Have you read Last Call? Because I will never, ever play poker on a houseboat.
The serial killer thing is only half true, they don’t actually have more murders than the rest of the country but the ones they do have seem to be especially bizzare or gruesome so it has that reputation.
So it sounds like Adelaide (or, I guess, more correctly, South Australia) is to the rest of Australia as Wisconsin is to the rest of the United States. Wisconsin has a reputation (unfairly, but not without reason) for producing most of our cannibal serial killers. Wisconsin has also been in the news much lately after the recent election of an extreme-right governor. So I guess there are some similarities…
I have not read Last Call! I shall have to remedy this.
And I shall have to go read The Drawing of the Dark!
I’ve always loved the play on words in that title.
Someone may have said this, but my son is pestering me to go out the door to buy something for school: Expiration Date is the 2nd of a loose trilogy, Last Call, then Expiration Date, then Earthquake Weather. Wikipedia says it’s called the Fault Lines trilogy, which was news to me.
I wrote about Tim’s The Stress of Her Regard at SF Signal. Partway down in this entry: http://www.sfsignal.com/archives/2011/02/mind-meld-sffh-books-we-love-to-re-read/
Cool! Clearly I need to read Earthquake Weather immediately. I’d heard that some of Powers’s books were interrelated, but I could never remember which ones, or how. Now I’m dying to finish the trilogy.
By the way, a few days ago I read your Big Idea piece over at Scalzi’s blog about Napier’s Bones. Sounds like a fantastic thing– really, really looking forward to it. Congrats on the release!
Thanks for that, Ian. Obviously a couple of people didn’t think Napier’s Bones sounded like a fantastic thing, but I wasn’t about to pull a Howlett on them.
BTW, you also need to read Declare, which rocks mightily: Kim Philby, the Great Game in the Middle East, and djinn.
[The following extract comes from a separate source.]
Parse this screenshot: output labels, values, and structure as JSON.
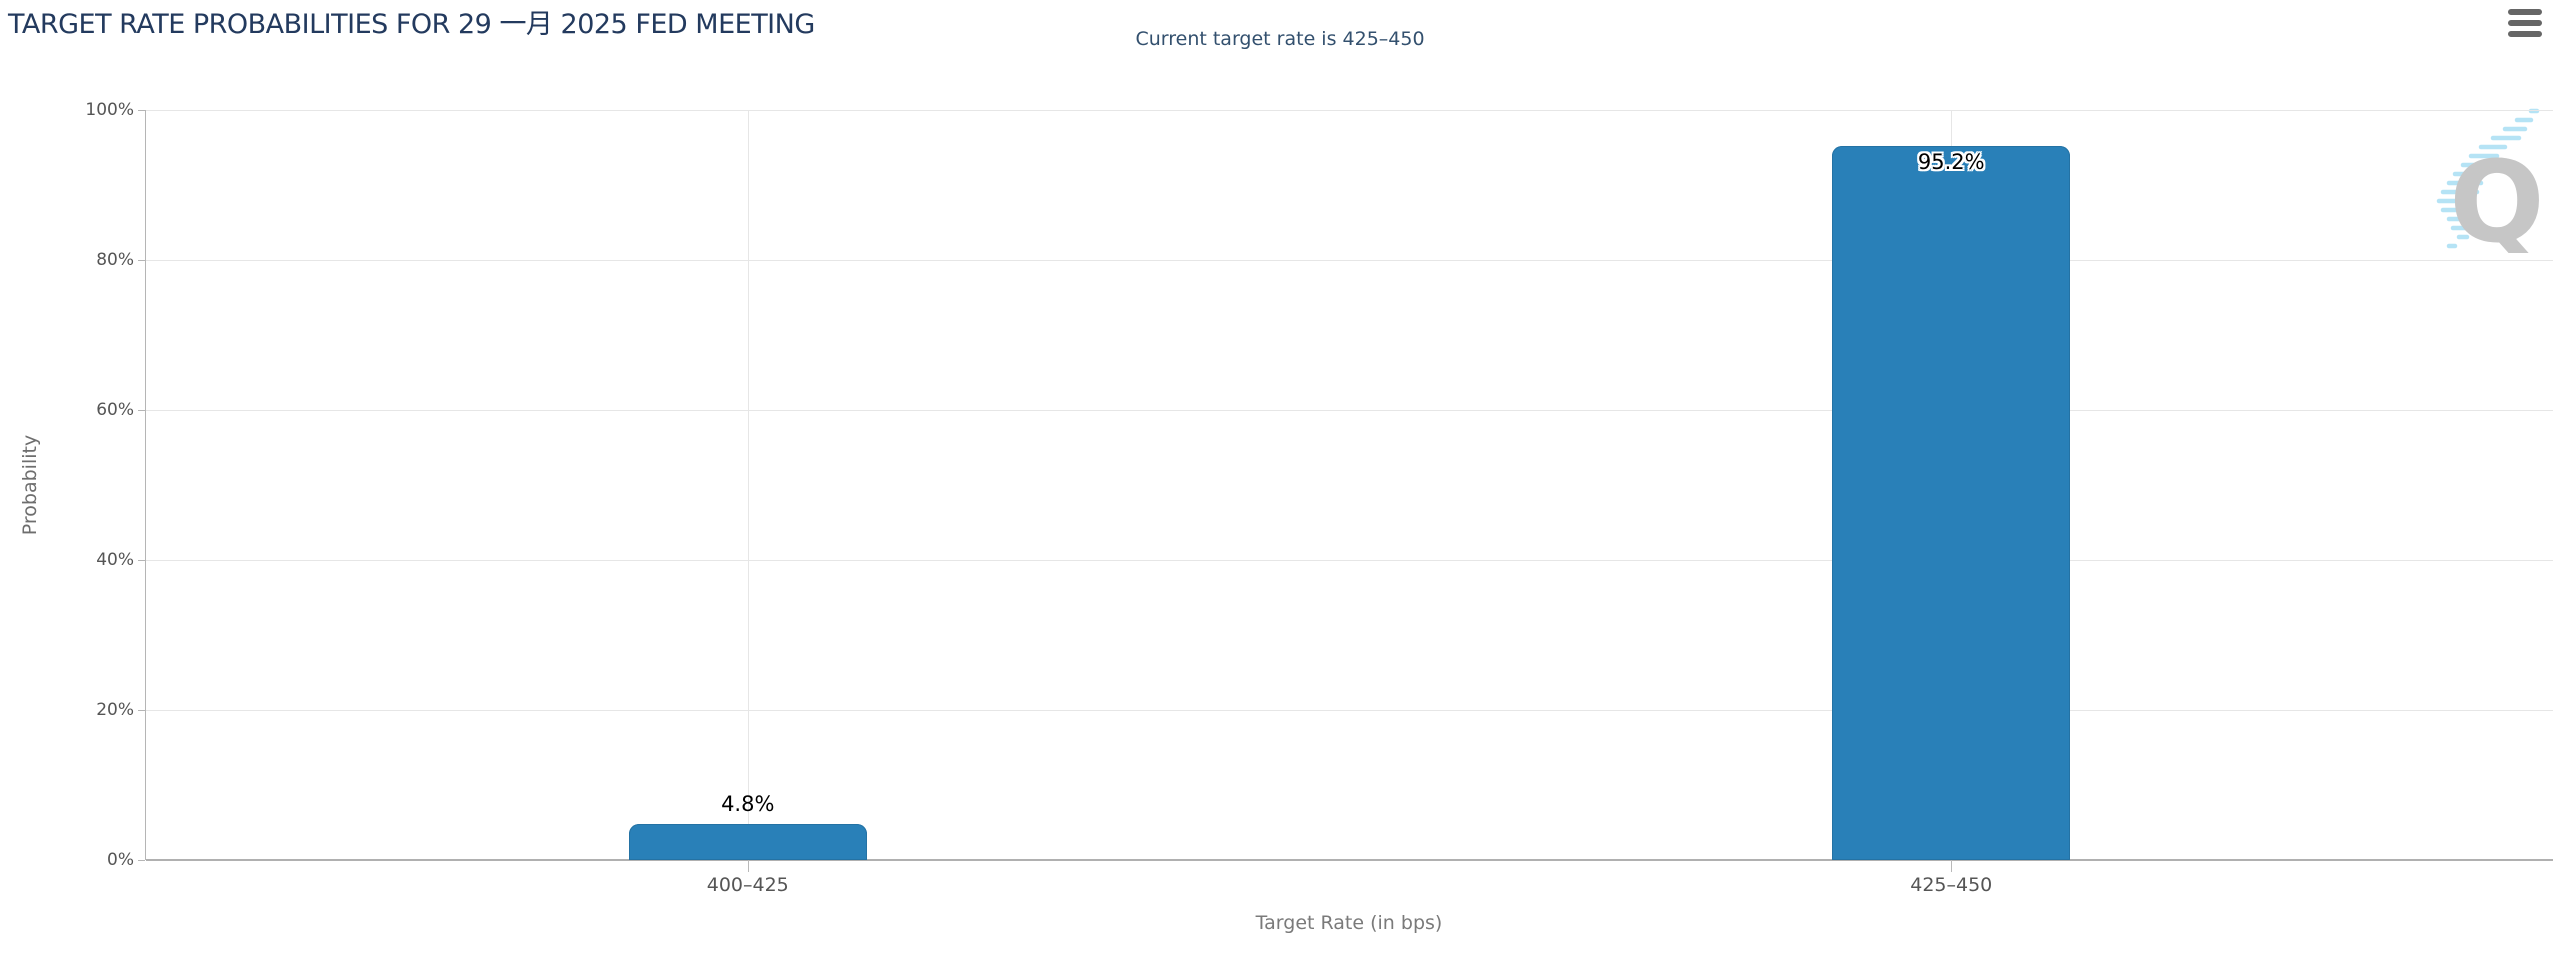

Did people give you a hard time over on the Big Idea piece? Hope not. I really mean it when I say it sounds like something I’ll dig. (I admit that I never went and read the followup comments for my own Big Idea essay; I tend to avoid reviews and such anyway. Not because I’m a standoffish jerk (though maybe I am) but because I just work better in a vacuum.)
I have indeed read Declare! I love that book. I’ve been waiting for people to accuse me of trying to riff on that one in my own novels… as IF anybody could write like Powers.
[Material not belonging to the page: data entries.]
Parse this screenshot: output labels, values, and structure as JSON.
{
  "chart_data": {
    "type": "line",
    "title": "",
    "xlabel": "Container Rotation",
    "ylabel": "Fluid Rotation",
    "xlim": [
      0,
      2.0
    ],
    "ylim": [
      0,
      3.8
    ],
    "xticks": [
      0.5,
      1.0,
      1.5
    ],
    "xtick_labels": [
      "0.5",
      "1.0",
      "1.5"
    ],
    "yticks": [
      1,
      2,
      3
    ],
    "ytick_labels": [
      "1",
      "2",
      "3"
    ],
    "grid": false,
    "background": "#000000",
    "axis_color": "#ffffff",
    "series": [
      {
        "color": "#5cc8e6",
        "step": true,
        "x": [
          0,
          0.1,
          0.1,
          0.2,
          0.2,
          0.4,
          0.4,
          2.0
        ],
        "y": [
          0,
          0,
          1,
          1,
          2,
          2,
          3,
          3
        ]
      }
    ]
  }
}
I wasn’t reading the comments for reviews or anything, but to answer questions (you know: reader engagement). Someone scolded John for allowing such a horribly written Big Idea get through the net. I shrugged my shoulders and moved on.
Holly Phillips blurbed Napier’s Bones by accusing the book of being “Tim Powers on crack.” Which was an honor and a frightening weight all at once.
BTW, I went looking for your books tonight and struck out, so I have to convince them to order some in. Shouldn’t be hard.
Someone scolded John for allowing such a horribly written Big Idea get through the net. I shrugged my shoulders and moved on.
Dude… That’s just shitty. Don’t let it get under your skin. Teh internets, ya know? There are always trolls, I guess. FWIW, I don’t agree with that assessment of your Big Idea essay.
Any comparison to Tim Powers is a huge compliment, in my humble opinion! So that rocks!
Thanks for the kind words. I hope you enjoy Bitter Seeds (if you can get your hands on a copy).
I thought the idea sounded really cool. I’ve got it on my iPhone now, in fact. I hadn’t looked at the comments, but your reaction was just right. Who knows what set the couple of people off. Everyone else seemed to like it. Never really even occurred to me to criticize an authors idea–you either like it or you don’t.
By the way, Ian, the Big Idea was where I saw Bitter Seeds first. It’s a really nice way for the author to tell what the idea behind the story is.